Os partidos e o senso comum
Mauro Santayana
JORNAL DO BRASIL -08/05/09
Quando o STF decidiu pela cassação do mandato dos parlamentares que troquem de partido, opôs-se à realidade. Os atuais partidos são agrupamentos com fins eleitorais, mas não entidades políticas organizadas. Necessitam de ideias e de democracia interna que os legitimem e vitalizem.
Para muitos historiadores, houve e há dois partidos: o conservador e o liberal (no sentido clássico do termo). O primeiro representa os clãs oligárquicos e os grupos econômicos, defensores da estabilidade do sistema que os beneficia. Os que a isso resistem e nele veem a continuidade da injustiça estão do outro lado. Essa divisão ficou clara na Assembleia Francesa de 1789, quando os conservadores ocuparam o lado direito do grande salão e os revolucionários se reuniram naturalmente no outro lado. A partir de então a uns coube a denominação geral de direita e, aos outros, de esquerda.
No Brasil, nem essa divisão se faz nítida. Partidos que se dizem de esquerda acolhem notórios conservadores, e, em razão das disputas regionais, políticos de inspiração popular se inscrevem em legendas reacionárias. Até o golpe de 1964, os conservadores, do centro para a direita, preferiam a UDN, e os do centro para a esquerda, o PSD. Mesmo assim, Teotônio Vilela, em entrevista que me concedeu, explicou por que estava na legenda conservadora: os adversários municipais de sua família eram do PSD. Só lhe restava a UDN.

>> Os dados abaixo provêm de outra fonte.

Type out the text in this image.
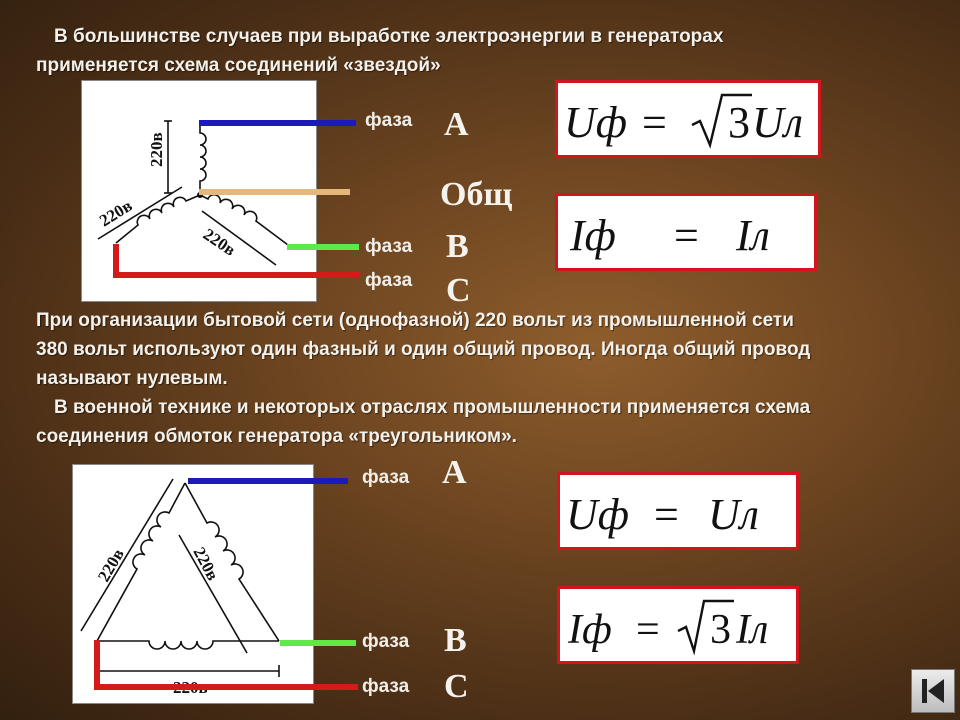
В большинстве случаев при выработке электроэнергии в генераторах
применяется схема соединений «звездой»
220в
220в
220в
фаза
фаза
фаза
A
Общ
B
C
Uф = 3 Uл
Iф = Iл
При организации бытовой сети (однофазной) 220 вольт из промышленной сети
380 вольт используют один фазный и один общий провод. Иногда общий провод
называют нулевым.
В военной технике и некоторых отраслях промышленности применяется схема
соединения обмоток генератора «треугольником».
220в	220в
фаза
фаза
фаза
A
B
C
Uф = Uл
Iф = 3 Iл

Isso explica realidade transparente na República anterior a 1930: os partidos são entidades regionais. A razão federativa determinava que a facção majoritária do PRM – Partido Republicano Mineiro – nada tivesse a ver com a dominante no PRP (o Republicano Paulista), a não ser a óbvia e comum ideia de República. Assim, em 1929 e em 30, os "republicanos" mineiros se articularam contra os "republicanos" paulistas, e fizeram, com os gaúchos e paraibanos, a Revolução contra o predomínio de São Paulo sobre a Federação. Essa razão federativa é a que ocorre hoje, entre o PSDB de São Paulo e o PSDB de Minas e de outros estados. Os interesses dos estados, em princípio, prevalecem, dentro das legendas atuais.
Os partidos políticos, como os conhecemos, surgiram na Inglaterra do século 17, com a divisão entre os conservadores (tories) e os liberais (whigs), que foram substituídos pelos trabalhistas de hoje. Surgiram dentro da Câmara dos Comuns, e, tradicionalmente, continuam ali. São organizações não oficiais, e só em 1998 passaram a registrar-se junto às autoridades eleitorais. Sendo assim, não exercem oficialmente o poder de indicar os candidatos – a não ser na propaganda política. Qualquer pessoa, que seja endossada por 10 eleitores e faça o depósito de 500 libras esterlinas, pode apresentar-se como candidato à Câmara dos Comuns. Se eleger-se, incorpora-se, no Parlamento, ao grupo partidário de sua escolha. Não obstante isso, a democracia inglesa se revela nos 137 partidos existentes no país.
As circunstâncias históricas da Inglaterra não são as nossas, que temos menos de 200 anos de Estado independente. Aqui, estamos, a duras penas, construindo uma ordem política que dê suporte à soberania nacional. Sendo assim, devemos contar com partidos políticos, mas não em sua forma atual. É preciso que os programas partidários sejam cumpridos pelos eleitos. A democracia interna exige que as legendas se organizem das bases para o cimo. Todos os filiados devem ter o direito de pleitear o acesso aos cargos de direção, mediante sistema no qual cada um deles, qualquer seja sua posição na hierarquia, só disponha de seu próprio voto, e as comissões executivas tenham o seu poder limitado.
Estará o Congresso disposto a avançar no sistema democrático, a ponto de extinguir a ditadura dos donos dos partidos sobre o processo eleitoral? Será possível estabelecer um sistema de prévias, de forma a que as bases indiquem os candidatos aos diversos cargos, em lugar de apenas aprová-los nas convenções? Não parece provável, sobretudo quando o STF, em decisão surpreendente, decidiu que até mesmo os mandatos majoritários são dos partidos, e não de seus titulares. Se Lula deixar o PT – embora o PT só tenha contribuído com cerca de 30% para sua vitória – Sua Excelência, em tese, perderá o mandato para o seu partido, e os 70% dos eleitores de outros partidos, que nele votaram, serão lesados.
O grande mal de nosso tempo é o desprezo ao senso comum.